AFSPC wasn’t officially stood up until 1982. But the Air Force had been leading the way on space in support with NASA and other government agencies since the early 1960s. The role and support of the Space mission has impacted not only the military but our daily lives. So many key parts of our daily life are connected to the satellites rotating around the globe. 

Space Capabilities

The most well-known space operation that the United States took part in was the Space race and landing astronauts Neil Armstrong and Edwin “Buzz” Aldrin on the moon during Apollo 11 in 1969. But the Space race is only a tiny portion of what led us to the creation of the Space Force. 

While much of the capabilities and information about the Space Force is classified, with approximately 2,000 (worldwide) active satellites flying around the earth, there is a lot more to Space than what the average person might think. And what are these satellites doing? The six areas of satellite operation are communication, earth observation, technology/development/demonstrations, navigation/positioning, space science observation, and earth science. These satellites are used by different nations, civilian and government organizations and the list of operational satellites continues to grow. 
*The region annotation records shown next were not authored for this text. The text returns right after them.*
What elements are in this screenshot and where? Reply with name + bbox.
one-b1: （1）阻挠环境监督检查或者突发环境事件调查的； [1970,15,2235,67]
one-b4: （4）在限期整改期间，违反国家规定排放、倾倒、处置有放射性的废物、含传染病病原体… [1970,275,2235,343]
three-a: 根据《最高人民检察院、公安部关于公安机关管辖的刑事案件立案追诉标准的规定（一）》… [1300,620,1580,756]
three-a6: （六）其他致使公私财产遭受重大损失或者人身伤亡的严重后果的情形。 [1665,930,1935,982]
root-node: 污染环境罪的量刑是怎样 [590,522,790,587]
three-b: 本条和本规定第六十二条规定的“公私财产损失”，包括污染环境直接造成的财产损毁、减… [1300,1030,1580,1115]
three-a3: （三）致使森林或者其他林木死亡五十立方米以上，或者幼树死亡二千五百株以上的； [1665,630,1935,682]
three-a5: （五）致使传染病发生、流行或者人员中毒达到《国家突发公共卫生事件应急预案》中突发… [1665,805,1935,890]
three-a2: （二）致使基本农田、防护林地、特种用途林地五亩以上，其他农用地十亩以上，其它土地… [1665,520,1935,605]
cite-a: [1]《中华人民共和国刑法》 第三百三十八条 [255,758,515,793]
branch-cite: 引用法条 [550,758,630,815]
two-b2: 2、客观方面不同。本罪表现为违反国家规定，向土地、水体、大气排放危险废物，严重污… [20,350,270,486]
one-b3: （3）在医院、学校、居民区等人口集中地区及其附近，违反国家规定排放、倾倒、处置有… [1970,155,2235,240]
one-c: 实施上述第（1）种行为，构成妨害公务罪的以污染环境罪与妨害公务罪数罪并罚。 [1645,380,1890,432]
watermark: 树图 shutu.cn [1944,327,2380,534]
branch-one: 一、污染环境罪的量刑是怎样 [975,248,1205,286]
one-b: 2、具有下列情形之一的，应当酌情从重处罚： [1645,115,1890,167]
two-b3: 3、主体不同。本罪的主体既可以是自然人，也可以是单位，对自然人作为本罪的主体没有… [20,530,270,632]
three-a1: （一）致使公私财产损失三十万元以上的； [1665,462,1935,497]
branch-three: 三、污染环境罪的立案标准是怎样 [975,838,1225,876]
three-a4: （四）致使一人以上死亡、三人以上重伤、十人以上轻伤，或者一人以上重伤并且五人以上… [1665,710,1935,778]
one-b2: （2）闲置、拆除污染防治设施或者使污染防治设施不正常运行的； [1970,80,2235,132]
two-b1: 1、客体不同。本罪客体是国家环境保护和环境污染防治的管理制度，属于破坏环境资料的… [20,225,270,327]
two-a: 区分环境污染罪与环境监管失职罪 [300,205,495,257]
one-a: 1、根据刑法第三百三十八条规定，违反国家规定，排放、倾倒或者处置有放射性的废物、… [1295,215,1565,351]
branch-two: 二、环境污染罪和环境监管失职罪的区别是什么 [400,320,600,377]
The primary duties of the Space Force will be to protect the interests of the United States in space, deter aggression in, from and to space, and conduct space operations. 

How this will change the US military

Creating the Space Force as its own military branch will have far-reaching effects on how the military operates and how we protect our nation as a whole. I believe the importance of separating the Space Force out from the Air Force will be just as impactful as the creation of the Air Force in 1947.

Space is the newest technology and has already had played a role in recent conflicts and this trend of Space affecting the warfighter and how we fight wars will only continue with time.